For complex risk patterns that cannot be expressed as a single regex, use callable rules:

def check_large_file_operation(action: dict) -> bool:
    """Flag operations on files larger than 100MB."""
    code = action.get("code", "")
    # Check for known large file paths
    large_paths = ["/data/warehouse/", "/backup/", "/var/log/"]
    return any(path in code for path in large_paths)

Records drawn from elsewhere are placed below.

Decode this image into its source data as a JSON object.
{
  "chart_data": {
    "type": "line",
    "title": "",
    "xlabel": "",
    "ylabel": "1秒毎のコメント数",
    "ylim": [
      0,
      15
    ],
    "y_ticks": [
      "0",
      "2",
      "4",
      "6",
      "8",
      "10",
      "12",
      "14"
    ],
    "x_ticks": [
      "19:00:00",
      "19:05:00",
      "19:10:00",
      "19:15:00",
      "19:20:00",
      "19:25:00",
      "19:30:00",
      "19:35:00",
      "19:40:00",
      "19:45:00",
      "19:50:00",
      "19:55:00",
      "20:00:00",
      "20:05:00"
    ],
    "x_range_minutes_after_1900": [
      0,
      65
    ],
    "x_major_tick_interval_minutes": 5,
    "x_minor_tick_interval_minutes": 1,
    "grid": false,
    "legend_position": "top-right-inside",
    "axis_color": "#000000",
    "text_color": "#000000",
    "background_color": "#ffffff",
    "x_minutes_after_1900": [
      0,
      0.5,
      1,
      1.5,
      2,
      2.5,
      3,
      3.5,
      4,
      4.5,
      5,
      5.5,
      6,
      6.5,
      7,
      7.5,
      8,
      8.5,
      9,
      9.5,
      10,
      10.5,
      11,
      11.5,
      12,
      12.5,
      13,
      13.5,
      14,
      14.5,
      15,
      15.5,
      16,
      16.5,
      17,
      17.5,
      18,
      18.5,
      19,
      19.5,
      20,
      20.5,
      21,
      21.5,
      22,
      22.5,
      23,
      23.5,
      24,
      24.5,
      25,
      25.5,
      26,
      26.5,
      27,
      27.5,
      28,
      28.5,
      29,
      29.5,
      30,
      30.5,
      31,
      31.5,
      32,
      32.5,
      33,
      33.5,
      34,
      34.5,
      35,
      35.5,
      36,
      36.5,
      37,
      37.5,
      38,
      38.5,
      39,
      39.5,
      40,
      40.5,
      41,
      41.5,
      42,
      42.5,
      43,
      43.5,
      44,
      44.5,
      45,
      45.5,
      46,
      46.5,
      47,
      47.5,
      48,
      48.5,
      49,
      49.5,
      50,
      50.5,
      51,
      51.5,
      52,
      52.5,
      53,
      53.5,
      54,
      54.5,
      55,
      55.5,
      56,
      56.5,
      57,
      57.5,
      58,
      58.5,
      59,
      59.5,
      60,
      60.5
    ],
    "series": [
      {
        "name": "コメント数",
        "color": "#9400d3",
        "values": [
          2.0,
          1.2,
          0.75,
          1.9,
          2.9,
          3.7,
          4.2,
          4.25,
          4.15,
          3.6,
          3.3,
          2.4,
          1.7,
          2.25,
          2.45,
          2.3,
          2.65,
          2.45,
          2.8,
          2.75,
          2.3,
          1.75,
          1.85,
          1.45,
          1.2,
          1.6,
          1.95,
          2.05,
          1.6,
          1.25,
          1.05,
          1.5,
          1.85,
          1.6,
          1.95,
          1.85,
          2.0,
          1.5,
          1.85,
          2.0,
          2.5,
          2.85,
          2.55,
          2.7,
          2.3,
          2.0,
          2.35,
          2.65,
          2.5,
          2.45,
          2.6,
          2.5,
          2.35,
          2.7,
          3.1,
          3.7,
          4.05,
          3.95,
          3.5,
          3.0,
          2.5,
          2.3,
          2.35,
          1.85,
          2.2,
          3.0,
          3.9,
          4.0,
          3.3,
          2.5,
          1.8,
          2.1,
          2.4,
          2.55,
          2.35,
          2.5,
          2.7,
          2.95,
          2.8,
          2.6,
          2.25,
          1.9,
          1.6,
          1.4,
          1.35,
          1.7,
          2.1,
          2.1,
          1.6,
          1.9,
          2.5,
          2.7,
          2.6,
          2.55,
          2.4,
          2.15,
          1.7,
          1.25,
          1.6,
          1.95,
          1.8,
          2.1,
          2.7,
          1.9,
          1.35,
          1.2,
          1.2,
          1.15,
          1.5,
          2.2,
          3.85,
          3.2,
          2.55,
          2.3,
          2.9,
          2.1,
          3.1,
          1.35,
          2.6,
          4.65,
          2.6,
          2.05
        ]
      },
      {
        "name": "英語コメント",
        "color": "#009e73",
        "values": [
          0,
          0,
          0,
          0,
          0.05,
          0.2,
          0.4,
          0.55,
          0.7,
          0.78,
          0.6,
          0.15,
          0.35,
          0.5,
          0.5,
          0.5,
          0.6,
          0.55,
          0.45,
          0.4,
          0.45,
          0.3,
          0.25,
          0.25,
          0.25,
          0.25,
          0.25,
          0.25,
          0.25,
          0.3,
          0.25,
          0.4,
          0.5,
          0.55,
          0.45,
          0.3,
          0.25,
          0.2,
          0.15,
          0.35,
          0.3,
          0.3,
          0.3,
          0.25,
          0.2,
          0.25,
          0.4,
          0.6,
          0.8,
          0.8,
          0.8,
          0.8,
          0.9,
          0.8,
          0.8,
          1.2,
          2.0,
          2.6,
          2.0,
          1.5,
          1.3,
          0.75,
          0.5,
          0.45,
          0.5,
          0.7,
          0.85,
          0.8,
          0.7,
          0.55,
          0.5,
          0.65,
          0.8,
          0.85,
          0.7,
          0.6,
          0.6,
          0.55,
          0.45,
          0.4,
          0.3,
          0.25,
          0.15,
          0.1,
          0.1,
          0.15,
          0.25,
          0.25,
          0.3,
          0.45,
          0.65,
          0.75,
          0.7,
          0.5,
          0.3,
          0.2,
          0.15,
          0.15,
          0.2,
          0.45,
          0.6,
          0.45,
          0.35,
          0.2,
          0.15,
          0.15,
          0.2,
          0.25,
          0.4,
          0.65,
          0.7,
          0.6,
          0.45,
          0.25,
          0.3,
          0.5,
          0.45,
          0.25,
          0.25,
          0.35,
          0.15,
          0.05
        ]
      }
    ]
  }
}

assessor.add_rule(RiskRule(
    name="large_file_operation",
    pattern=check_large_file_operation,
    risk_level=ToolRiskLevel.HIGH,
    reason="Operation on potentially large file/directory",
    reversible=True,
))


def check_multiple_system_calls(action: dict) -> bool:
    """Flag code with more than 3 subprocess calls."""
    code = action.get("code", "")
    import re
    matches = re.findall(r"subprocess\.(run|call|Popen)|os\.system", code)
    return len(matches) > 3

assessor.add_rule(RiskRule(
    name="excessive_system_calls",
    pattern=check_multiple_system_calls,
    risk_level=ToolRiskLevel.HIGH,
    reason="Multiple system command executions detected (potential script injection)",
    reversible=True,
))

Removing Rules

# Remove a rule by name
removed = assessor.remove_rule("print_output")
# removed = True (rule existed and was removed)

removed = assessor.remove_rule("nonexistent")
# removed = False (no rule with that name)

Replacing the Entire Rule Set

from rlm_code.rlm.approval.policy import RiskRule, ToolRiskLevel

# Start from scratch with a minimal rule set
minimal_rules = [
    RiskRule(
        name="any_file_operation",
        pattern=r"(open|Path|os\.(remove|unlink)|shutil)",
        risk_level=ToolRiskLevel.MEDIUM,
        reason="File operation detected",
        reversible=True,
    ),
    RiskRule(
        name="any_network",
        pattern=r"(requests|urllib|httpx|socket)",
        risk_level=ToolRiskLevel.HIGH,
        reason="Network operation detected",
        reversible=False,
    ),
]

assessor = RiskAssessor(rules=minimal_rules)

Custom Assessor Function

For complete control over risk assessment, provide a custom assessor function that bypasses the rule engine entirely:

from rlm_code.rlm.approval import RiskAssessor, RiskAssessment, ToolRiskLevel

def my_custom_assessor(action: dict) -> RiskAssessment:
    """Domain-specific risk assessment for a financial application."""
    code = action.get("code", "")

    # Financial-specific checks
    if "transfer" in code.lower() or "withdraw" in code.lower():
        return RiskAssessment(
            level=ToolRiskLevel.CRITICAL,
            reasons=["Financial transaction detected"],
            affected_resources=["financial_system"],
            reversible=False,
            estimated_impact="Direct financial impact",
            recommendations=[
                "Verify transaction amount and recipient",
                "Check authorization level",
            ],
        )

    if "balance" in code.lower() or "account" in code.lower():
        return RiskAssessment(
            level=ToolRiskLevel.MEDIUM,
            reasons=["Account data access detected"],
            affected_resources=["account_database"],
            reversible=True,
            estimated_impact="Potential PII exposure",
            recommendations=["Ensure proper access logging"],
        )

    return RiskAssessment(
        level=ToolRiskLevel.SAFE,
        reasons=["No financial operations detected"],
        reversible=True,
    )

assessor = RiskAssessor(custom_assessor=my_custom_assessor)

Custom assessor responsibility

When using a custom assessor function, the default rules are completely bypassed. Your custom function is solely responsible for all risk evaluation. Ensure it covers all relevant risk categories for your application.